Per-token prices have collapsed since 2022, yet enterprise AI bills keep climbing. And it's the gap between the two where the next phase of the AI trade could be won or lost.
Anyone still telling their board that artificial intelligence is getting cheaper has half the story, because at present, the price of a single token - the unit of text a model reads or writes - has been in freefall.
McKinsey's Andreessen Horowitz reckons the cost of running a model of equivalent capability drops roughly tenfold every year.
Epoch AI, which tracks this more granularly, puts the decline anywhere between ninefold and 900-fold annually depending on the task, with a median around 50 times a year.
And yet the bills landing on chief financial officers' desks are getting bigger, not smaller?
That's because, in reality, cheaper tokens have not made companies spend less, but instead made them ask the tech to do vastly more, and the cost of finishing a job has climbed even as the cost of each token has fallen.
Microsoft chief exec Satya Nadella named this early last year, dusting off a 160-year-old piece of economics - the Jevons paradox, where efficiency gains drive consumption up rather than down.
The signal is not the token price but what a completed task costs, and that number has been climbing.
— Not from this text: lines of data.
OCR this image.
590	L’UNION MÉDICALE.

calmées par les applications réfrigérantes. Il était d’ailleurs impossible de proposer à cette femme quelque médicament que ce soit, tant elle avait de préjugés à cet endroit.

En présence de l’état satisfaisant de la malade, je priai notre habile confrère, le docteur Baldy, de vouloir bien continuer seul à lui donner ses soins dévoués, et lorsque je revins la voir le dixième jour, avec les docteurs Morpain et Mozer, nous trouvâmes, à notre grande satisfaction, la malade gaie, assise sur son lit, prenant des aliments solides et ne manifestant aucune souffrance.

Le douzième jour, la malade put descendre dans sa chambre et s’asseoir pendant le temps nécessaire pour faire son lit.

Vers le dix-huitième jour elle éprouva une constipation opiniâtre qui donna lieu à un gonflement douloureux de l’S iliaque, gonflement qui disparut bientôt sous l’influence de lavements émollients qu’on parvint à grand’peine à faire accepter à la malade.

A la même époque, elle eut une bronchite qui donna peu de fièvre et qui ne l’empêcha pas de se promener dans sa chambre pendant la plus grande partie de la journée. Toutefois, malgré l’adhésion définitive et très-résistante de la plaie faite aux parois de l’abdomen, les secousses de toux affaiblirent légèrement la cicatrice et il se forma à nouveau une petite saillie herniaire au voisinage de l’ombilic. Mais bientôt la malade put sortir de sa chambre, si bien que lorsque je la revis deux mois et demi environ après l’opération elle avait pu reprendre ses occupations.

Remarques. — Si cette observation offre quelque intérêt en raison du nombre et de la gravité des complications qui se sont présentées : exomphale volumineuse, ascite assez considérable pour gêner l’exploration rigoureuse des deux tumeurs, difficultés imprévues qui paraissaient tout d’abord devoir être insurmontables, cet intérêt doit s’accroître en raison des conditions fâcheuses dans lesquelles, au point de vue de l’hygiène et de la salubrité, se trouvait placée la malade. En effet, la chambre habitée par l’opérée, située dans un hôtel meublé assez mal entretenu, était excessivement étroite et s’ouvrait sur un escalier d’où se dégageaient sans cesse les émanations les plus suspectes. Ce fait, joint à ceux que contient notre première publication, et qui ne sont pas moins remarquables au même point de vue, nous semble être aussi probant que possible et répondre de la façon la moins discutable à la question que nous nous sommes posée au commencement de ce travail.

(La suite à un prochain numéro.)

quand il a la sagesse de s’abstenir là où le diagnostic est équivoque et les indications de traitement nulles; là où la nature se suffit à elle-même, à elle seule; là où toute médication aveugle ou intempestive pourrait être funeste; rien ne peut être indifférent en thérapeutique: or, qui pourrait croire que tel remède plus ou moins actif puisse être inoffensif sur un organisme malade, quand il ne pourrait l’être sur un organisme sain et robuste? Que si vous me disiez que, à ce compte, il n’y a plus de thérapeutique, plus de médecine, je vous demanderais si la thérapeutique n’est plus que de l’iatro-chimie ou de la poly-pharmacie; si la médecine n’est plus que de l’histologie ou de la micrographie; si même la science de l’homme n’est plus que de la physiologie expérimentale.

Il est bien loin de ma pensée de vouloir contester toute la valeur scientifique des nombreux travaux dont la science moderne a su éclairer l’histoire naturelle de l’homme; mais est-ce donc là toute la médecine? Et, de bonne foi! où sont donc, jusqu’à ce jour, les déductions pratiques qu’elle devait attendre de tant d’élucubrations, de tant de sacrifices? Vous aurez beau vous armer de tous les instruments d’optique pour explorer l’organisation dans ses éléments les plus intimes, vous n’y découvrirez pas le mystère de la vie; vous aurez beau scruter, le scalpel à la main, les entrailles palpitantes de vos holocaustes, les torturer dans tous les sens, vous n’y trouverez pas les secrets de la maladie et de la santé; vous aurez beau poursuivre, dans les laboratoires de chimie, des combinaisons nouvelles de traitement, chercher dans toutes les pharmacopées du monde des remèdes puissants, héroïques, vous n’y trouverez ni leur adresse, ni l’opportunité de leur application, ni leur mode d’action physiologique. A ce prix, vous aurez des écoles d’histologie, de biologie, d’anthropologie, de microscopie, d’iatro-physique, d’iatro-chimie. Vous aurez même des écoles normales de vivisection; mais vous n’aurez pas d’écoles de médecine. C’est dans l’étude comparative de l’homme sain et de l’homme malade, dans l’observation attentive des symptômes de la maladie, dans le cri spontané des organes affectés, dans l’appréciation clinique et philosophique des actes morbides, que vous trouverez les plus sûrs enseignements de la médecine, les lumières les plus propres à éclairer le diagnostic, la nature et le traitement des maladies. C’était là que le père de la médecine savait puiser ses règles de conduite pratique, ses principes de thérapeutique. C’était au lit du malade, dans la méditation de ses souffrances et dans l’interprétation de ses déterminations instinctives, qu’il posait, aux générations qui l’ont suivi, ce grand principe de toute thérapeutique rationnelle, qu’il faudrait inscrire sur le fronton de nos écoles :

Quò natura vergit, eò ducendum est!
This is the argument at the centre of a July conversation published by McKinsey Quarterly with Seattle software firm Pay-i.
A necessary disclosure: Pay-i sells the exact measurement software the interview argues every enterprise now needs, so the thesis doubles as a sales pitch.
That does not make it wrong, but it means the numbers deserve their own scrutiny - and most of them survive it.
"Tokens are not value. Tokens are the bill," Pay-i chief executive and co-founder David Tepper said.
"The bill tells you what you spent. It does not tell you whether you should have spent it."
That gap between the invoice and the outcome is what has changed the conversation, along with who is starting it.
"Eighteen months ago, the call came from an engineering leader who wanted to instrument cost," he said.
“Today, it is from a CFO or a CIO, and they are not asking how to reduce AI spend. They are asking how to justify it.”
The question is no longer whether AI pays.
"Which of my 47 agents are worth it, and how would I know?" he said.
Two academic papers, neither of them Pay-i's, put numbers behind the claim.
A Stanford Digital Economy Lab and Microsoft Research paper published on arXiv in April.
Stanford argues that fully agentic coding tasks consume around 1,000 times more tokens than a comparable chat or reasoning session - and that the cost is driven by what the model reads, not what it writes.

A separate January study quantified where those tokens go, finding that the iterative checking and repairing stage - not the first draft - accounts for close to 60% of consumption.
Tepper reduces the deployment decision to a single inequality.
"An agent adds value when the probability of success is greater than the time it takes a human to verify the work divided by the time it takes a human to do the work themselves," Tepper said.
Run that on a task that takes two hours to complete but six minutes to check, and the agent needs to succeed just five times in 100 to come out ahead.
"For a large class of enterprise work, the inequality is far more forgiving than people assume," he said.
The catch is that the clean version only works when failure costs nothing.
A document-processing agent that gets it wrong produces a bad document you throw away.
"A customer service agent that tells a customer they can refund a nonrefundable trip has changed the environment," he said.
Recovery costs now stack on top of the original spend - the agency tax, verification plus rework, and the sum most firms have never done, use case by use case.
"The deeper implication is that the cost of a gen AI use case is no longer a number," he said.
"It is a distribution with likelihoods, expected values, and percentiles."
The real argument
Some of Pay-i's headline figures rest on its own telemetry and cannot be checked independently - the claim that spending crosses a capacity cliff around US$3 million a year with a single provider, or that agents string together three-and-a-half different models per task.
Treat those as one firm's read, not settled fact.
The bigger dispute is whether any of this adds up to a bubble.
"Beyond all of that, the AI bubble narrative will quietly die," he said.
“There is no bubble bursting here.”
Sequoia's David Cahn has pressed the question of the annual revenue needed to justify the hardware, JPMorgan's Michael Cembalest has tracked how narrowly returns are concentrated in a handful of AI-linked stocks, and MIT researchers found 95% of enterprise AI pilots producing no measurable profit impact.
The bulls have the cash flows.
Hyperscaler capital spending is guided at roughly $725 billion for 2026, Nvidia's data-centre revenue is running north of $190 billion a year, and enterprise generative AI spend leapt from $11.5 billion to $37 billion in twelve months.
Both camps are working from real data. The duller reading is that the returns are there but invisible, because nobody built the gauges to read them.
"The enterprises that mistake 'We cannot see the ROI' for 'There is no ROI' will look back on this period the way the laggards looked back on cloud in 2014," he said.
It is, conveniently, the position that sells the most software - yet it's also the one the evidence supports.